PITTSFIELD, Mass. — An attempt to force the resignation of one councilor and push another off the Licensing Board was shut down when the petitions were rejected for placement on next week's City Council agenda.
Ward 7 Councilor Anthony Maffuccio submitted two petitions calling for a vote of no confidence in Councilor at Large Yuki Cohen and her resignation, and the second requesting Ward 6 Councilor Dina Lampiasi resign from the Licensing Board, alleging she partook in a Covid-19 health violation at Cohen's Methuselah Bar & Lounge on or around Dec. 14, 2020.
Council President Peter Marchetti said Wednesday that the petition regarding Lampiasi and the Licensing Board was not put on the agenda because the Council had already voted on this topic when a citizen's petition was submitted by Mark Tully in September 2020 asking for Lampiasi's resignation from the board.
Marchetti said he doesn't generally put repeat petitions on the agenda.
In regard to the vote of no confidence petition, Marchetti said he is following the recommendations of the City Solicitor Stephen N. Pagnotta by not putting the petition on the agenda. Marchetti said he asked Pagnotta about the validity of such a petition and that Pagnotta informed him that there are no provisions within the city charter for the council to take votes of no confidence.
"Just because she [Cohen] is a city councilor and one of our colleagues, we cannot protect her," Maffuccio said in the last council meeting. "What's right is right and what's wrong is wrong."
The Board of Health had recorded four official complaints on Cohen's establishment as of Dec. 21 and Methuselah was related to two outbreaks of COVID-19, one in the surge following Halloween weekend that sent the city into a high-risk classification. Cohen had reportedly received a written warning but after the council meeting,
she was hit with a $1,000 fine for two of the violations. She said she plans to contest the fine and a Gofundme for her has so far raised $4,700.

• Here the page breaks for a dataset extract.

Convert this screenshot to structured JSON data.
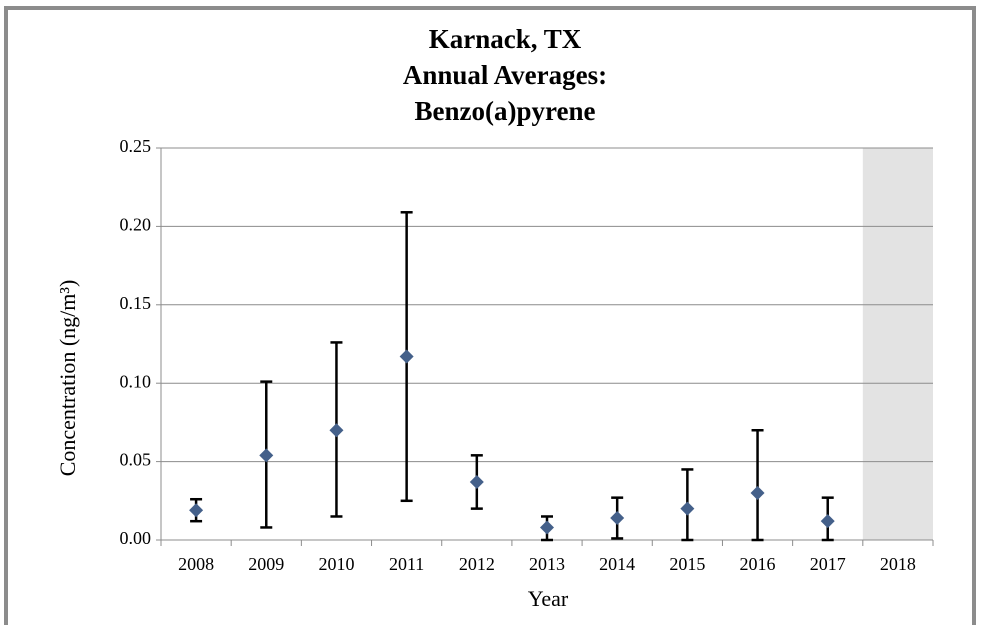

Maffuccio has said he believes that Cohen is being protected by the council after other restaurants that were reported for violations were fined and suspended.
Included in his petition was a testimony from a woman who said she caught the virus from patronizing Methuselah while it was overcrowded and not following COVID-19 protocols.

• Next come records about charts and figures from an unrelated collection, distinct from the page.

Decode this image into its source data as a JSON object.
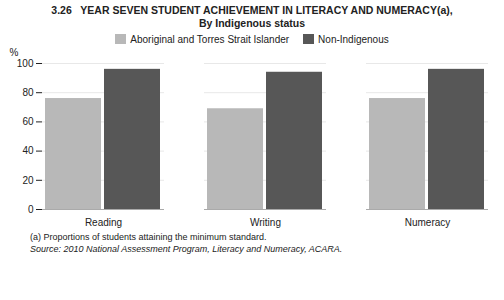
{
  "chart_data": {
    "type": "bar",
    "title": "3.26   YEAR SEVEN STUDENT ACHIEVEMENT IN LITERACY AND NUMERACY(a),",
    "subtitle": "By Indigenous status",
    "categories": [
      "Reading",
      "Writing",
      "Numeracy"
    ],
    "series": [
      {
        "name": "Aboriginal and Torres Strait Islander",
        "color": "#b8b8b8",
        "values": [
          76,
          69,
          76
        ]
      },
      {
        "name": "Non-Indigenous",
        "color": "#575757",
        "values": [
          96,
          94,
          96
        ]
      }
    ],
    "ylabel": "%",
    "ylim": [
      0,
      100
    ],
    "yticks": [
      0,
      20,
      40,
      60,
      80,
      100
    ],
    "grid": true,
    "legend": "top",
    "footnotes": [
      "(a) Proportions of students attaining the minimum standard.",
      "Source: 2010 National Assessment Program, Literacy and Numeracy, ACARA."
    ]
  }
}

Also included in the personal account were time-stamped pictures depicting patrons standing at the bar without a mask on, standing around tables unmasked, and a densely populated back area.
The woman did not wish to be identified but said the pictures prove she made a "bad decision" to be at the lounge on Oct. 30.
"Looking around I noticed that no one was eating, it was well after 10 PM and it was clearly a bar scene. I was wearing my mask and decided to have a drink," she wrote on Dec. 18. "I ordered the drink at the bar, and the chairs were scattered, some people sitting. People were gathering all around standing, some with masks on some without. Yuki served me a drink and she was indeed wearing her mask."
She said she started feeling flu-like symptoms on Nov. 4 including fatigue and loss of smell with the rest of her family starting to experience the symptoms on Nov. 6. The family tested positive days later for COVID-19.
The woman said she had been very careful but made "one bad decision — and it was bad," and doesn't blame the bar for her desire for social interaction. She does have a problem with Cohen defending herself in the media.
"Methuselah and Yuki Cohen, the owner, need to be held to the same standards as all other restaurant owners," she wrote in her testimony. "Take responsibility, admit you made a mistake, and pay the price."
Cohen has said she was following pandemic protocols and, after learning of an exposure, had shut down voluntarily for two weeks after Halloween as a precaution.